From the ground to web and mobile application

Earlier this year, Dr. Krzic and her team received another TLEF grant. For her next project she is using a mobile app to engage students in citizen science and create a soil map of the city of Vancouver.

“This newest project emerged from a Masters project of one of my former graduate students who wanted to do an assessment of community gardens in city of Vancouver. In order to be successful in that assessment you need a soil map but since there was no soil map of Vancouver, an initial version of soil map of Vancouver was developed and with a help of another TLEF grant received several years ago that map was transformed into a multimedia resource,” she explains.

With the mobile app, Dr. Krzic and her team hope to further enhance usability of the soil map of Vancouver by combining citizen science with self-guided learning activities for students. “The idea is to send students with the mobile app to different sites across Vancouver where they will be able to find, describe and identify the type of the rock (or parent material). Through the information that’s gathered by students using the app, we will also be able to improve the accuracy of our existing soil map of Vancouver.”

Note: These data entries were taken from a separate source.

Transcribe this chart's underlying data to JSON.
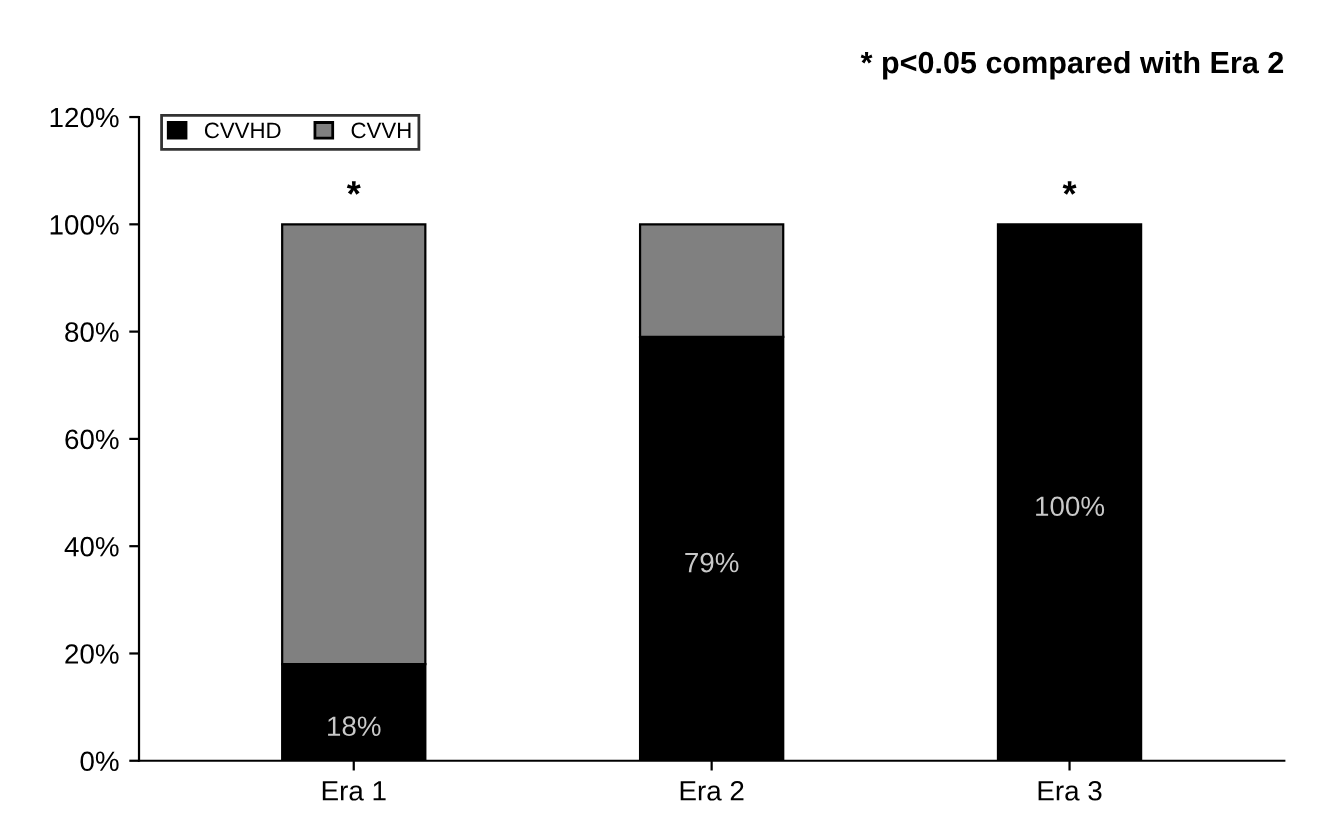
{
  "chart_data": {
    "type": "bar",
    "stacked": true,
    "categories": [
      "Era 1",
      "Era 2",
      "Era 3"
    ],
    "series": [
      {
        "name": "CVVHD",
        "color": "#000000",
        "values": [
          18,
          79,
          100
        ],
        "value_labels": [
          "18%",
          "79%",
          "100%"
        ]
      },
      {
        "name": "CVVH",
        "color": "#808080",
        "values": [
          82,
          21,
          null
        ]
      }
    ],
    "ylim": [
      0,
      120
    ],
    "yticks": [
      {
        "value": 0,
        "label": "0%"
      },
      {
        "value": 20,
        "label": "20%"
      },
      {
        "value": 40,
        "label": "40%"
      },
      {
        "value": 60,
        "label": "60%"
      },
      {
        "value": 80,
        "label": "80%"
      },
      {
        "value": 100,
        "label": "100%"
      },
      {
        "value": 120,
        "label": "120%"
      }
    ],
    "annotations": [
      "* p<0.05 compared with Era 2",
      {
        "text": "*",
        "x": "Era 1",
        "y": 100
      },
      {
        "text": "*",
        "x": "Era 3",
        "y": 100
      }
    ],
    "legend": "top left",
    "grid": false
  }
}
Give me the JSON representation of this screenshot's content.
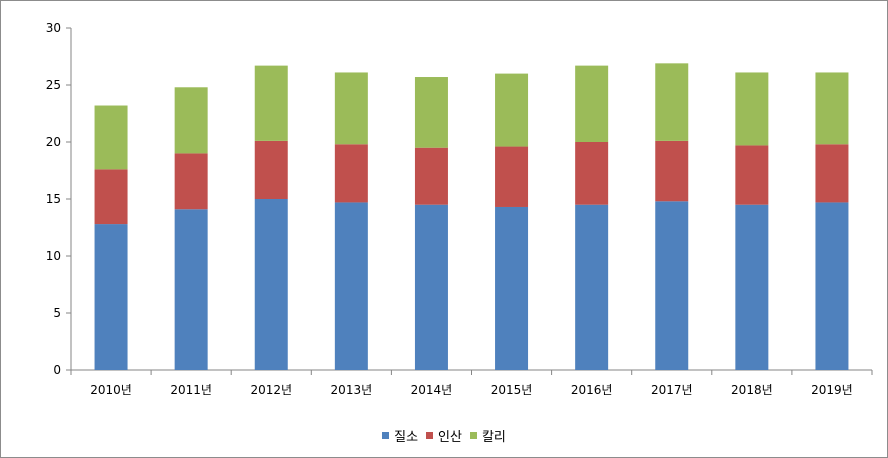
{
  "chart_data": {
    "type": "bar",
    "stacked": true,
    "categories": [
      "2010년",
      "2011년",
      "2012년",
      "2013년",
      "2014년",
      "2015년",
      "2016년",
      "2017년",
      "2018년",
      "2019년"
    ],
    "series": [
      {
        "name": "질소",
        "color": "#4f81bd",
        "values": [
          12.8,
          14.1,
          15.0,
          14.7,
          14.5,
          14.3,
          14.5,
          14.8,
          14.5,
          14.7
        ]
      },
      {
        "name": "인산",
        "color": "#c0504d",
        "values": [
          4.8,
          4.9,
          5.1,
          5.1,
          5.0,
          5.3,
          5.5,
          5.3,
          5.2,
          5.1
        ]
      },
      {
        "name": "칼리",
        "color": "#9bbb59",
        "values": [
          5.6,
          5.8,
          6.6,
          6.3,
          6.2,
          6.4,
          6.7,
          6.8,
          6.4,
          6.3
        ]
      }
    ],
    "yticks": [
      "0",
      "5",
      "10",
      "15",
      "20",
      "25",
      "30"
    ],
    "ylim": [
      0,
      30
    ],
    "title": "",
    "xlabel": "",
    "ylabel": "",
    "grid": false,
    "legend_position": "bottom"
  }
}
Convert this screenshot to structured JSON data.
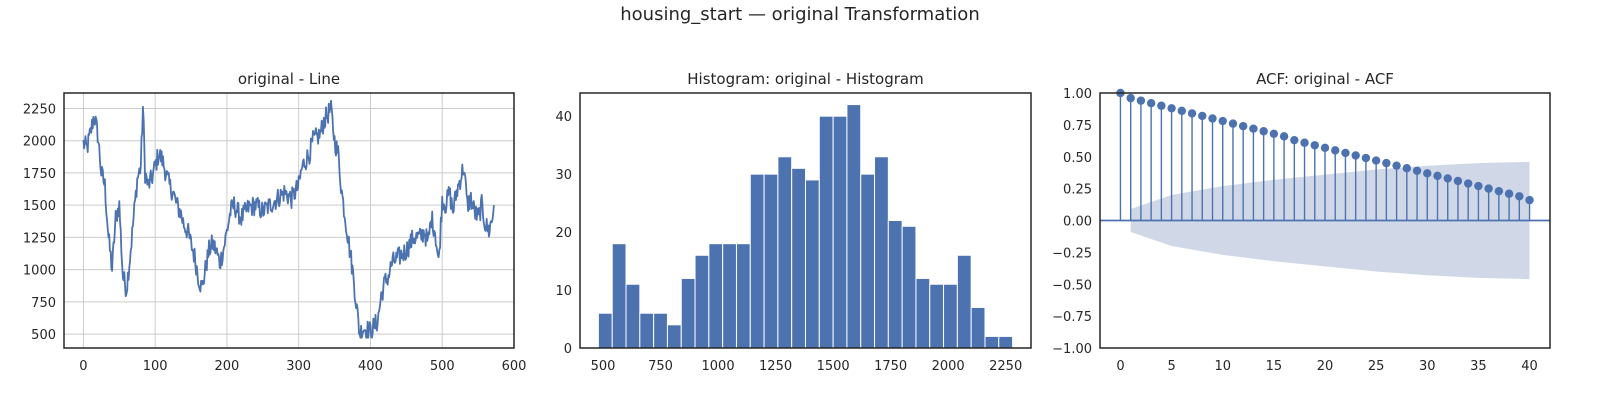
{
  "suptitle": "housing_start — original Transformation",
  "colors": {
    "series": "#4c72b0",
    "band": "#d0d8e8",
    "grid": "#cccccc",
    "frame": "#262626"
  },
  "chart_data": [
    {
      "type": "line",
      "title": "original - Line",
      "xlabel": "",
      "ylabel": "",
      "grid": true,
      "xlim": [
        -27,
        600
      ],
      "ylim": [
        392,
        2370
      ],
      "xticks": [
        0,
        100,
        200,
        300,
        400,
        500,
        600
      ],
      "yticks": [
        500,
        750,
        1000,
        1250,
        1500,
        1750,
        2000,
        2250
      ],
      "anchors": [
        [
          0,
          1980
        ],
        [
          5,
          1940
        ],
        [
          10,
          2060
        ],
        [
          15,
          2200
        ],
        [
          20,
          2050
        ],
        [
          25,
          1750
        ],
        [
          30,
          1650
        ],
        [
          35,
          1250
        ],
        [
          40,
          1000
        ],
        [
          45,
          1400
        ],
        [
          50,
          1500
        ],
        [
          55,
          950
        ],
        [
          60,
          850
        ],
        [
          65,
          1100
        ],
        [
          70,
          1400
        ],
        [
          75,
          1700
        ],
        [
          80,
          1800
        ],
        [
          83,
          2260
        ],
        [
          86,
          1750
        ],
        [
          90,
          1650
        ],
        [
          95,
          1700
        ],
        [
          100,
          1800
        ],
        [
          105,
          1900
        ],
        [
          110,
          1850
        ],
        [
          115,
          1750
        ],
        [
          120,
          1650
        ],
        [
          125,
          1600
        ],
        [
          130,
          1500
        ],
        [
          135,
          1450
        ],
        [
          140,
          1350
        ],
        [
          145,
          1300
        ],
        [
          150,
          1200
        ],
        [
          155,
          1100
        ],
        [
          160,
          950
        ],
        [
          165,
          850
        ],
        [
          170,
          1000
        ],
        [
          175,
          1150
        ],
        [
          180,
          1200
        ],
        [
          185,
          1150
        ],
        [
          190,
          1050
        ],
        [
          195,
          1150
        ],
        [
          200,
          1300
        ],
        [
          205,
          1450
        ],
        [
          210,
          1500
        ],
        [
          215,
          1450
        ],
        [
          220,
          1400
        ],
        [
          230,
          1480
        ],
        [
          240,
          1500
        ],
        [
          250,
          1450
        ],
        [
          260,
          1500
        ],
        [
          270,
          1550
        ],
        [
          280,
          1600
        ],
        [
          290,
          1550
        ],
        [
          300,
          1650
        ],
        [
          305,
          1800
        ],
        [
          310,
          1850
        ],
        [
          315,
          1900
        ],
        [
          320,
          2000
        ],
        [
          330,
          2050
        ],
        [
          335,
          2150
        ],
        [
          340,
          2200
        ],
        [
          345,
          2250
        ],
        [
          350,
          2000
        ],
        [
          355,
          1900
        ],
        [
          360,
          1600
        ],
        [
          365,
          1400
        ],
        [
          370,
          1200
        ],
        [
          375,
          1000
        ],
        [
          380,
          750
        ],
        [
          385,
          500
        ],
        [
          390,
          550
        ],
        [
          400,
          520
        ],
        [
          410,
          600
        ],
        [
          415,
          800
        ],
        [
          420,
          900
        ],
        [
          425,
          950
        ],
        [
          430,
          1050
        ],
        [
          440,
          1100
        ],
        [
          450,
          1150
        ],
        [
          460,
          1250
        ],
        [
          470,
          1250
        ],
        [
          475,
          1300
        ],
        [
          480,
          1200
        ],
        [
          485,
          1400
        ],
        [
          490,
          1300
        ],
        [
          495,
          1050
        ],
        [
          500,
          1550
        ],
        [
          505,
          1500
        ],
        [
          510,
          1600
        ],
        [
          515,
          1450
        ],
        [
          520,
          1600
        ],
        [
          525,
          1700
        ],
        [
          530,
          1800
        ],
        [
          535,
          1500
        ],
        [
          540,
          1550
        ],
        [
          545,
          1450
        ],
        [
          550,
          1400
        ],
        [
          555,
          1500
        ],
        [
          560,
          1350
        ],
        [
          565,
          1300
        ],
        [
          570,
          1400
        ],
        [
          572,
          1500
        ]
      ]
    },
    {
      "type": "bar",
      "title": "Histogram: original - Histogram",
      "xlabel": "",
      "ylabel": "",
      "grid": false,
      "xlim": [
        400,
        2360
      ],
      "ylim": [
        0,
        44
      ],
      "xticks": [
        500,
        750,
        1000,
        1250,
        1500,
        1750,
        2000,
        2250
      ],
      "yticks": [
        0,
        10,
        20,
        30,
        40
      ],
      "bin_start": 480,
      "bin_width": 60,
      "values": [
        6,
        18,
        11,
        6,
        6,
        4,
        12,
        16,
        18,
        18,
        18,
        30,
        30,
        33,
        31,
        29,
        40,
        40,
        42,
        30,
        33,
        22,
        21,
        12,
        11,
        11,
        16,
        7,
        2,
        2
      ]
    },
    {
      "type": "stem",
      "title": "ACF: original - ACF",
      "xlabel": "",
      "ylabel": "",
      "grid": false,
      "xlim": [
        -2,
        42
      ],
      "ylim": [
        -1.0,
        1.0
      ],
      "xticks": [
        0,
        5,
        10,
        15,
        20,
        25,
        30,
        35,
        40
      ],
      "yticks": [
        -1.0,
        -0.75,
        -0.5,
        -0.25,
        0.0,
        0.25,
        0.5,
        0.75,
        1.0
      ],
      "ytick_labels": [
        "−1.00",
        "−0.75",
        "−0.50",
        "−0.25",
        "0.00",
        "0.25",
        "0.50",
        "0.75",
        "1.00"
      ],
      "lags": [
        0,
        1,
        2,
        3,
        4,
        5,
        6,
        7,
        8,
        9,
        10,
        11,
        12,
        13,
        14,
        15,
        16,
        17,
        18,
        19,
        20,
        21,
        22,
        23,
        24,
        25,
        26,
        27,
        28,
        29,
        30,
        31,
        32,
        33,
        34,
        35,
        36,
        37,
        38,
        39,
        40
      ],
      "values": [
        1.0,
        0.96,
        0.94,
        0.92,
        0.9,
        0.88,
        0.86,
        0.84,
        0.82,
        0.8,
        0.78,
        0.76,
        0.74,
        0.72,
        0.7,
        0.68,
        0.66,
        0.63,
        0.61,
        0.59,
        0.57,
        0.55,
        0.53,
        0.51,
        0.49,
        0.47,
        0.45,
        0.43,
        0.41,
        0.39,
        0.37,
        0.35,
        0.33,
        0.31,
        0.29,
        0.27,
        0.25,
        0.23,
        0.21,
        0.19,
        0.16
      ],
      "confidence_band": [
        [
          1,
          0.09
        ],
        [
          5,
          0.2
        ],
        [
          10,
          0.27
        ],
        [
          15,
          0.32
        ],
        [
          20,
          0.36
        ],
        [
          25,
          0.4
        ],
        [
          30,
          0.43
        ],
        [
          35,
          0.45
        ],
        [
          40,
          0.46
        ]
      ]
    }
  ]
}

Dr. Krzic says the new project illustrates the role of technology in shaping change inside the classroom. “About 15 years ago, innovation was to have some course material on the web but development of information technology has opened new avenues for innovation in education.”

A changing demographic, an opportunity to branch out

According to Dr. Krzic, another change the discipline of soil science has seen is the type of people who study it. Soil science was traditionally taught in the faculties of agriculture and forestry, to students who, for the most part, came from rural settings. But ongoing urbanization is changing that. “You didn’t have to explain to students coming from rural backgrounds what’s the importance of soil,” she said. “But today a typical undergraduate student enrolling to soil science courses often times will not be aware of the importance of soil for food and fiber production or its other roles in global issues of climate change and biodiversity protection.”

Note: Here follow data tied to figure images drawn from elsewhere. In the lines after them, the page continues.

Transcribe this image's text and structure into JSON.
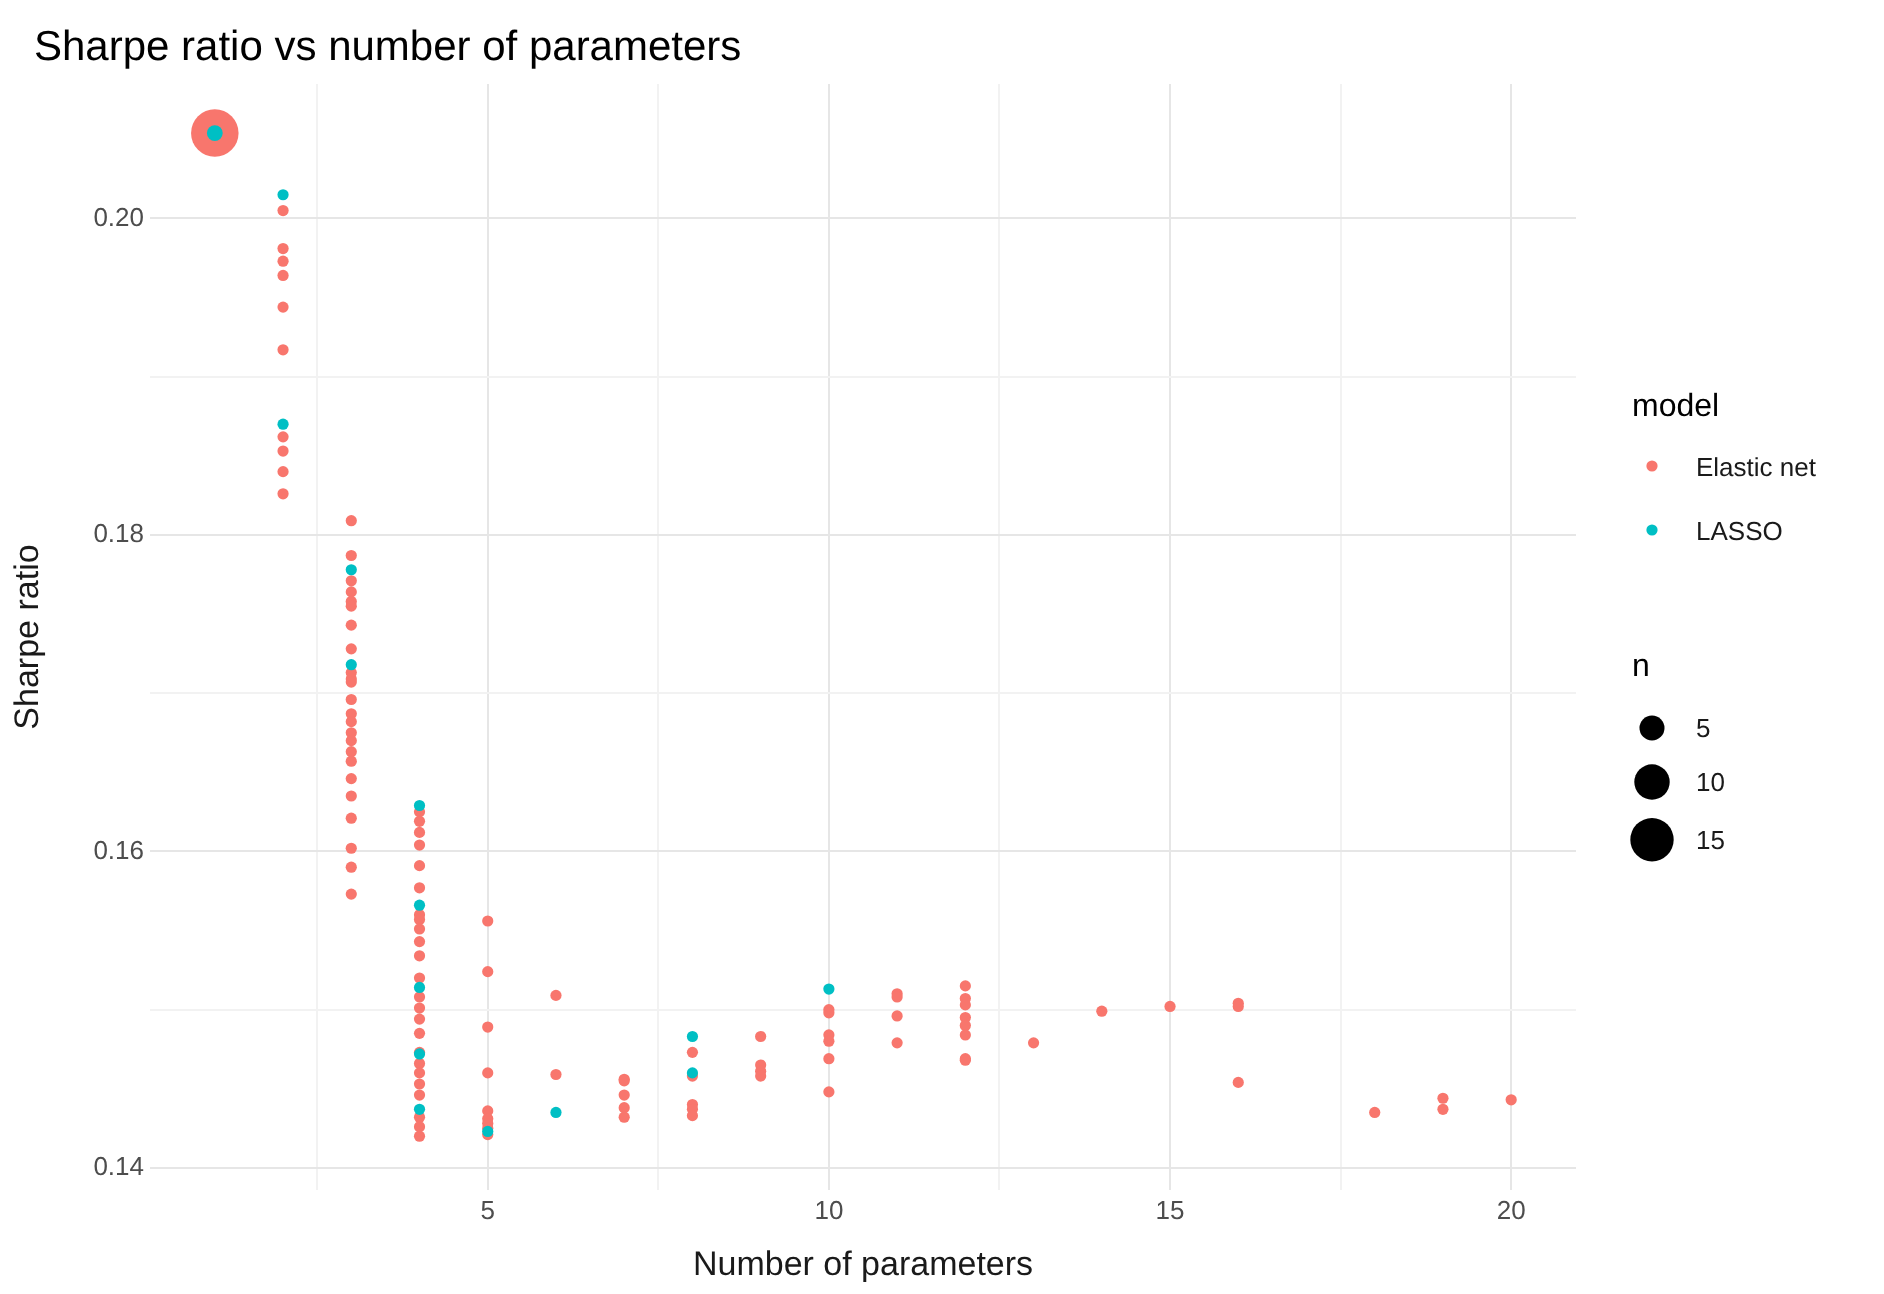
{
  "chart_data": {
    "type": "bubble",
    "title": "Sharpe ratio vs number of parameters",
    "xlabel": "Number of parameters",
    "ylabel": "Sharpe ratio",
    "legend_title": "model",
    "legend": "right",
    "marker": "circle",
    "grid": true,
    "xlim": [
      0.05,
      20.95
    ],
    "xticks": [
      {
        "value": 2.5,
        "label": null
      },
      5,
      {
        "value": 7.5,
        "label": null
      },
      10,
      {
        "value": 12.5,
        "label": null
      },
      15,
      {
        "value": 17.5,
        "label": null
      },
      20
    ],
    "ylim": [
      0.1386,
      0.2085
    ],
    "yticks": [
      {
        "value": 0.14,
        "label": "0.14"
      },
      {
        "value": 0.15,
        "label": null
      },
      {
        "value": 0.16,
        "label": "0.16"
      },
      {
        "value": 0.17,
        "label": null
      },
      {
        "value": 0.18,
        "label": "0.18"
      },
      {
        "value": 0.19,
        "label": null
      },
      {
        "value": 0.2,
        "label": "0.20"
      }
    ],
    "size_legend": [
      5,
      10,
      15
    ],
    "annotations": [
      "n"
    ],
    "series": [
      {
        "name": "Elastic net",
        "color": "#f8766d",
        "x": [
          1,
          2,
          2,
          2,
          2,
          2,
          2,
          2,
          2,
          2,
          2,
          3,
          3,
          3,
          3,
          3,
          3,
          3,
          3,
          3,
          3,
          3,
          3,
          3,
          3,
          3,
          3,
          3,
          3,
          3,
          3,
          3,
          3,
          3,
          3,
          4,
          4,
          4,
          4,
          4,
          4,
          4,
          4,
          4,
          4,
          4,
          4,
          4,
          4,
          4,
          4,
          4,
          4,
          4,
          4,
          4,
          4,
          4,
          4,
          5,
          5,
          5,
          5,
          5,
          5,
          5,
          5,
          5,
          6,
          6,
          7,
          7,
          7,
          7,
          7,
          8,
          8,
          8,
          8,
          8,
          9,
          9,
          9,
          9,
          10,
          10,
          10,
          10,
          10,
          10,
          11,
          11,
          11,
          11,
          12,
          12,
          12,
          12,
          12,
          12,
          12,
          12,
          13,
          14,
          15,
          16,
          16,
          16,
          18,
          19,
          19,
          20
        ],
        "values": [
          0.2054,
          0.2005,
          0.1981,
          0.1973,
          0.1964,
          0.1944,
          0.1917,
          0.1862,
          0.1853,
          0.184,
          0.1826,
          0.1809,
          0.1787,
          0.1771,
          0.1764,
          0.1758,
          0.1755,
          0.1743,
          0.1728,
          0.1713,
          0.1709,
          0.1707,
          0.1696,
          0.1687,
          0.1682,
          0.1675,
          0.167,
          0.1663,
          0.1657,
          0.1646,
          0.1635,
          0.1621,
          0.1602,
          0.159,
          0.1573,
          0.1625,
          0.1619,
          0.1612,
          0.1604,
          0.1591,
          0.1577,
          0.156,
          0.1557,
          0.1551,
          0.1543,
          0.1534,
          0.152,
          0.1508,
          0.1501,
          0.1494,
          0.1485,
          0.1473,
          0.1466,
          0.146,
          0.1453,
          0.1446,
          0.1432,
          0.1426,
          0.142,
          0.1556,
          0.1524,
          0.1489,
          0.146,
          0.1436,
          0.1431,
          0.1428,
          0.1425,
          0.1421,
          0.1509,
          0.1459,
          0.1456,
          0.1455,
          0.1446,
          0.1438,
          0.1432,
          0.1473,
          0.1458,
          0.144,
          0.1437,
          0.1433,
          0.1483,
          0.1465,
          0.1461,
          0.1458,
          0.15,
          0.1498,
          0.1484,
          0.148,
          0.1469,
          0.1448,
          0.151,
          0.1508,
          0.1496,
          0.1479,
          0.1515,
          0.1507,
          0.1503,
          0.1495,
          0.149,
          0.1484,
          0.1469,
          0.1468,
          0.1479,
          0.1499,
          0.1502,
          0.1504,
          0.1502,
          0.1454,
          0.1435,
          0.1444,
          0.1437,
          0.1443
        ],
        "sizes": [
          18,
          1,
          1,
          1,
          1,
          1,
          1,
          1,
          1,
          1,
          1,
          1,
          1,
          1,
          1,
          1,
          1,
          1,
          1,
          1,
          1,
          1,
          1,
          1,
          1,
          1,
          1,
          1,
          1,
          1,
          1,
          1,
          1,
          1,
          1,
          1,
          1,
          1,
          1,
          1,
          1,
          1,
          1,
          1,
          1,
          1,
          1,
          1,
          1,
          1,
          1,
          1,
          1,
          1,
          1,
          1,
          1,
          1,
          1,
          1,
          1,
          1,
          1,
          1,
          1,
          1,
          1,
          1,
          1,
          1,
          1,
          1,
          1,
          1,
          1,
          1,
          1,
          1,
          1,
          1,
          1,
          1,
          1,
          1,
          1,
          1,
          1,
          1,
          1,
          1,
          1,
          1,
          1,
          1,
          1,
          1,
          1,
          1,
          1,
          1,
          1,
          1,
          1,
          1,
          1,
          1,
          1,
          1,
          1,
          1,
          1,
          1
        ]
      },
      {
        "name": "LASSO",
        "color": "#00bfc4",
        "x": [
          1,
          2,
          2,
          3,
          3,
          4,
          4,
          4,
          4,
          4,
          5,
          6,
          8,
          8,
          10
        ],
        "values": [
          0.2054,
          0.2015,
          0.187,
          0.1778,
          0.1718,
          0.1629,
          0.1566,
          0.1514,
          0.1472,
          0.1437,
          0.1423,
          0.1435,
          0.1483,
          0.146,
          0.1513
        ],
        "sizes": [
          2,
          1,
          1,
          1,
          1,
          1,
          1,
          1,
          1,
          1,
          1,
          1,
          1,
          1,
          1
        ]
      }
    ]
  }
}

This change coupled with an overall lack of awareness among the general public of the importance of soil is motivating instructors to find ways to make the discipline exciting to students coming to university. Despite the challenges, Dr. Krzic believes this is an opportunity to grab students’ attention. “If in today’s courses one continues to use only the traditional methods of teaching focused just on classroom-based lectures, you’re sending a message that your discipline is outdated and really boring, of relevance for maybe just a limited group of people.”

As someone who has worked in the field of soil science for over 30 years, Dr. Krzic believes that open education is not only as a useful tool to engage students in her courses, but also a means to prove the discipline’s relevance to the general public. “As soil scientists we know what are the important roles played by soil in food security, prevention of natural resource degradation and environmental protection as well as climate change. These are all issues where soil plays a central role, and somehow because soil is not on the radar of the general public in these urban centres, it’s very often overlooked,” she added.

Dr. Krzic hopes that projects like the mobile app will help bridge that knowledge gap and get the general public involved in issues around soil science too. Soil scientists are realizing that open learning resources are good avenues for communicating the discipline’s relevance, she argues. “If we don’t evolve, if we don’t try to do new things, we are trapped in how our discipline is taught and regarded. So I am hopeful that [open education] will continue to grow in popularity and use in my discipline.”